Micro-PET/CT imaging was conducted as described previously using a micro-PET/CT scanner (Siemens Inc., USA) [21, 22]. Briefly, static PET/CT imaging was collected for 20 min at 40 min post intravenous injection [14] of 18F-GE180 (296–444 MBq/kg body weight) and at 50 min post intravenous injection of 18F-FDG (370–555 MBq/kg body weight). Then, the rats were positioned in a spread-supine position on the imaging bed and anesthetized by 2–3% isoflurane in medical oxygen (1–2 L/min) at room temperature with an isoflurane vaporizer (Molecular Imaging Products Company, USA) during the PET/CT procedure. PET/CT images were reconstructed using the ordered subsets expectation maximization 3D algorithm, and data were reviewed using Inveon Research Workplace software (Siemens). GE180 imaging was performed on the last day of the drug treatment phase (day 6, defined as the drug addiction group) and the response assessment phase (day 12), while FDG imaging was only performed on day 6 to assist in the establishment of the GE180 template. One animal died during the GE180 imaging on day 6, and one died during CPA training, so the final sample size of DA, DW and CPA groups was 11, 6 and 5, respectively.

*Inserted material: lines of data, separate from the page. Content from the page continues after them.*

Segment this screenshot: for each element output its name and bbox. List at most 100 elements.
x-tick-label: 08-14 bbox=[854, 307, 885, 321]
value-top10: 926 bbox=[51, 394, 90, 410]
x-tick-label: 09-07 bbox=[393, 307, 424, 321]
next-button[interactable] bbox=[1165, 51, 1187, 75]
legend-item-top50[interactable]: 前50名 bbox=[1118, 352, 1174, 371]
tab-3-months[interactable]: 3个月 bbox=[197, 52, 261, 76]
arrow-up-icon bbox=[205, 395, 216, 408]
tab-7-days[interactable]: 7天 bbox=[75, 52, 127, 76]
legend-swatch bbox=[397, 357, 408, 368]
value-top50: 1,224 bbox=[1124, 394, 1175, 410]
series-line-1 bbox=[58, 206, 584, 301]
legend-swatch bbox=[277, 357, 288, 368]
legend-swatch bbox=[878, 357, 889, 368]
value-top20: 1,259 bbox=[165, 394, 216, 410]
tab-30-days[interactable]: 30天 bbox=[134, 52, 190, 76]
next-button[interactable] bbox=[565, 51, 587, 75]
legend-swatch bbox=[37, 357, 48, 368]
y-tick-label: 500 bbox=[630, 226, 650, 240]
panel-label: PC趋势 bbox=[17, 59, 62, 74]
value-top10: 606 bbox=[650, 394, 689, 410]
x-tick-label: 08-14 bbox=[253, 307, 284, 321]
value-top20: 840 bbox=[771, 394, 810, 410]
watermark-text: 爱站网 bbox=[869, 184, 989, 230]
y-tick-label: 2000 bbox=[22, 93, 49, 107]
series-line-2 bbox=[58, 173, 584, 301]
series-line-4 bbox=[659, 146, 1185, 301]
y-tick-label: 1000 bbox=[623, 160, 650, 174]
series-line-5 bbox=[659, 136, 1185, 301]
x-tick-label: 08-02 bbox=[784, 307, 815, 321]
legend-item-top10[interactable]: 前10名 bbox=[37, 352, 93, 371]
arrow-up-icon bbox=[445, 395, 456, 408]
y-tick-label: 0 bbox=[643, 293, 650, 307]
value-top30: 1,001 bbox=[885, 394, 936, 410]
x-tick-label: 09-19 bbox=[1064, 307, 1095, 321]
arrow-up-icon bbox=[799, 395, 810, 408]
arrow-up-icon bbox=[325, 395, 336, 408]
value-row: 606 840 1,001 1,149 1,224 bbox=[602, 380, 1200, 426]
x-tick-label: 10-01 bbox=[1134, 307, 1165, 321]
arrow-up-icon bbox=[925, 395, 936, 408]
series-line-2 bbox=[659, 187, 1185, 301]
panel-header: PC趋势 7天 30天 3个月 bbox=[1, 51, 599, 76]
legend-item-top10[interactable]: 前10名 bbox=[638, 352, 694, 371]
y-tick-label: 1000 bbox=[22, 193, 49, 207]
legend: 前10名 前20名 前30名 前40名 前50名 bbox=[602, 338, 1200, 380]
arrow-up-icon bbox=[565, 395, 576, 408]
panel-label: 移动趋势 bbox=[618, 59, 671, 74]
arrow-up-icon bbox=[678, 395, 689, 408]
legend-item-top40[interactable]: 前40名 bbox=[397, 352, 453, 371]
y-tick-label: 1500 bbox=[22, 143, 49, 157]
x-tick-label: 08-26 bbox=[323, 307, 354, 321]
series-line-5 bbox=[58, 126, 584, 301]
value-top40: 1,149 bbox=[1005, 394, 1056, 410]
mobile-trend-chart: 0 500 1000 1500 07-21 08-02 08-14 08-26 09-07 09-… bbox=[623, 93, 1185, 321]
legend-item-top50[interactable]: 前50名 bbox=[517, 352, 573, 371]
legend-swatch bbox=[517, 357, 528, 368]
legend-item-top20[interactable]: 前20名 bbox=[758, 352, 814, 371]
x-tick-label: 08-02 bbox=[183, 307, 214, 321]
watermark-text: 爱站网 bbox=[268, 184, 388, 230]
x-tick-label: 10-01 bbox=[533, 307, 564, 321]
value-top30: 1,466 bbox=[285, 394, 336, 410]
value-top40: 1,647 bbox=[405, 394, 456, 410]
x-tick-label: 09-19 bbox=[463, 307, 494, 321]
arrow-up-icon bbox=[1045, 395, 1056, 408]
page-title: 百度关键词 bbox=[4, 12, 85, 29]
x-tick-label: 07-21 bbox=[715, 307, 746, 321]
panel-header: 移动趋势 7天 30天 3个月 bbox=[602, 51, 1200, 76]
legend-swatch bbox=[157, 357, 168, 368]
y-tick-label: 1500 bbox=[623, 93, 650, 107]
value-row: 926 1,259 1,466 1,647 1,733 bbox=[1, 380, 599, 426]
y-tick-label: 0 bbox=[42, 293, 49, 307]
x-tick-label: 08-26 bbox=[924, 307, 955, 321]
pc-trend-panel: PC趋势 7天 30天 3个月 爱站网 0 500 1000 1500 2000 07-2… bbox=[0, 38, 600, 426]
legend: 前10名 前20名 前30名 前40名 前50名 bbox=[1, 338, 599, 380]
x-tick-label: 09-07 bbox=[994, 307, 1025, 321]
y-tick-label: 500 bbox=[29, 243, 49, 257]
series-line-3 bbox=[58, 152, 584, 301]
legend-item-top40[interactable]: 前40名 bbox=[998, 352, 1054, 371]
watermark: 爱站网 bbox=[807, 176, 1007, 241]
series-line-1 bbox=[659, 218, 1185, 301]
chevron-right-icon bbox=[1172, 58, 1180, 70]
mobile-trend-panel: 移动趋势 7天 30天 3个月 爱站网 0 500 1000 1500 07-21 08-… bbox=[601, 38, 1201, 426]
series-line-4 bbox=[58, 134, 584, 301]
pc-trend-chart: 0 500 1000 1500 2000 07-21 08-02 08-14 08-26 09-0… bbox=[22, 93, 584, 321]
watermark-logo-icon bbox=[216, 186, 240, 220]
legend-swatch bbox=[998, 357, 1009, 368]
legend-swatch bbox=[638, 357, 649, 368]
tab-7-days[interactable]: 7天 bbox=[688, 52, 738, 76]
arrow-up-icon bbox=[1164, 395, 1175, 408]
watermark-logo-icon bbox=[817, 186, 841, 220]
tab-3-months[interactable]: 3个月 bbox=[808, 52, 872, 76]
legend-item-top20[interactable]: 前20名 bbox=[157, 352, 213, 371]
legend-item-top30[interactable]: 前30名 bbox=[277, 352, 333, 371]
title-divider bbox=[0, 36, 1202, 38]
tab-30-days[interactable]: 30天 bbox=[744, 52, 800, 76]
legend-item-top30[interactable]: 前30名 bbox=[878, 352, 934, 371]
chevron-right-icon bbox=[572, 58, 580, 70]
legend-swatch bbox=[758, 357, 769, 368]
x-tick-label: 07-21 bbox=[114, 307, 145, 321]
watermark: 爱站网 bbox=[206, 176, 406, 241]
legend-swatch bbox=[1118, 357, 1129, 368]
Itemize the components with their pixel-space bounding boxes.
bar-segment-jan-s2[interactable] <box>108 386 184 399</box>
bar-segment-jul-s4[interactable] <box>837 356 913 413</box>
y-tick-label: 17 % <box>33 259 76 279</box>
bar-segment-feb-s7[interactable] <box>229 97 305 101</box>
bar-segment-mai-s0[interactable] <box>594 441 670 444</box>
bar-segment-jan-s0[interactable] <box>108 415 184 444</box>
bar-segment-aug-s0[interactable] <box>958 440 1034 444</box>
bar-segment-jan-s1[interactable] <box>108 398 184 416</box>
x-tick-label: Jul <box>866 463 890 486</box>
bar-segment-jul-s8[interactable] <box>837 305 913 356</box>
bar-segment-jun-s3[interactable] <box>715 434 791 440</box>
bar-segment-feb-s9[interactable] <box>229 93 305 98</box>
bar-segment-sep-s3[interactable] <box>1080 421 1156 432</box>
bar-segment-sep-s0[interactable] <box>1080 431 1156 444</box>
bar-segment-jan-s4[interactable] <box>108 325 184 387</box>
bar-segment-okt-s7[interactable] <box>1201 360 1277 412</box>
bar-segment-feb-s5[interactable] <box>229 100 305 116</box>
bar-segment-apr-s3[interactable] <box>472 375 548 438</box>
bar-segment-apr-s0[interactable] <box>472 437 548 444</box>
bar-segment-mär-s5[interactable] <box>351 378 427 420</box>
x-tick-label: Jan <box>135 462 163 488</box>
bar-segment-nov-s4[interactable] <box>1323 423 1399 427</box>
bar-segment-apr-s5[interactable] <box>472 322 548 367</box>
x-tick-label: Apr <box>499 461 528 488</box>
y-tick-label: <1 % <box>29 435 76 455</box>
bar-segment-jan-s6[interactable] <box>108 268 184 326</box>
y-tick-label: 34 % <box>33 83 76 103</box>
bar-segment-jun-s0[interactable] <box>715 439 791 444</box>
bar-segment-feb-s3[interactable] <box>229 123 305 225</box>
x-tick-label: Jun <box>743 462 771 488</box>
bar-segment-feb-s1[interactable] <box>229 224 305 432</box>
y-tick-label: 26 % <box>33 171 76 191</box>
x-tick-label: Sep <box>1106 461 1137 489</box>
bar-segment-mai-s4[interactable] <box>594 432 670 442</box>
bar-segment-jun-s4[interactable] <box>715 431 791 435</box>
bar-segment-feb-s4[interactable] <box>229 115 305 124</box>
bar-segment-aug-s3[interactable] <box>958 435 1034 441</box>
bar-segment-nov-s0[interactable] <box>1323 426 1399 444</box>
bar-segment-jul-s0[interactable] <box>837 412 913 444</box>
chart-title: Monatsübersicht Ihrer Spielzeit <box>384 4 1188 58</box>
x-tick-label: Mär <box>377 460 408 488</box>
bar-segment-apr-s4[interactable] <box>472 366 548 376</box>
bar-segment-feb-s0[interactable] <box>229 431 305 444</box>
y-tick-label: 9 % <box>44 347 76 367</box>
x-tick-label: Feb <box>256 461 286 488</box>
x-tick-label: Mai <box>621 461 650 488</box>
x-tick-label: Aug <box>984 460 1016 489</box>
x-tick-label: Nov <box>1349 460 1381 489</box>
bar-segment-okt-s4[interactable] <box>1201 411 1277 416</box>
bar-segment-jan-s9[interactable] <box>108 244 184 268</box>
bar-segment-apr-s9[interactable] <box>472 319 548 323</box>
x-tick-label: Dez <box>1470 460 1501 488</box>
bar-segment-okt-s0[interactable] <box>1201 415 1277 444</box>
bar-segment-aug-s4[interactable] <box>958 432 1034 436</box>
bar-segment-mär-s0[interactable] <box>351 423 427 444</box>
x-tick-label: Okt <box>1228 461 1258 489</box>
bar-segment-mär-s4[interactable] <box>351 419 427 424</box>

Construction of the 18F-GE180 PET template

The rat 18F-GE180 PET template was reconstructed by a method described previously using SPM8 (Welcome Trust Centre for Neuroimaging, London, UK; http://www.fil.ion.ucl.ac.uk/sp) [23, 24]. Briefly, we first coregistered all of the 18F-GE180 images to their individual FDG images obtained on day 6 due to the low cerebral uptake of 18F-GE180. Then, the individual FDG images were normalized to a rat FDG template of a toolbox of SPM8 named spmtatHEP [25], and the transformation parameters were used for the normalization of all of the individual 18F-GE180 images. After that, the matrix value of the normalized 18F-GE180 images was rescaled to [0 255]. Finally, the normalized 18F-GE180 images were arithmetically averaged to create the template (Fig. 1). Since the averaged image after multiple iterations was distorted, all of the steps, including chorister, spatial normalization and arithmetic average, were repeated only once.

Fig. 1
figure1

Flowchart for 18F-GE180 template construction. The solid arrows represent the following procedure, while the dashed arrows indicate the target for coregistration and special normalization. All of the steps were repeated only once

Statistical analysis

Statistical analysis was conducted by GraphPad Prism 8. The normality of the distribution of the CPA scores was tested by Shapiro–Wilk normality test and Kolmogorov–Smirnov normality test. The difference of the CPA scores between multi-groups was analyzed by one-way ANOVA following by Bonferroni post hoc analysis, statistical significance was determined as P < 0.05.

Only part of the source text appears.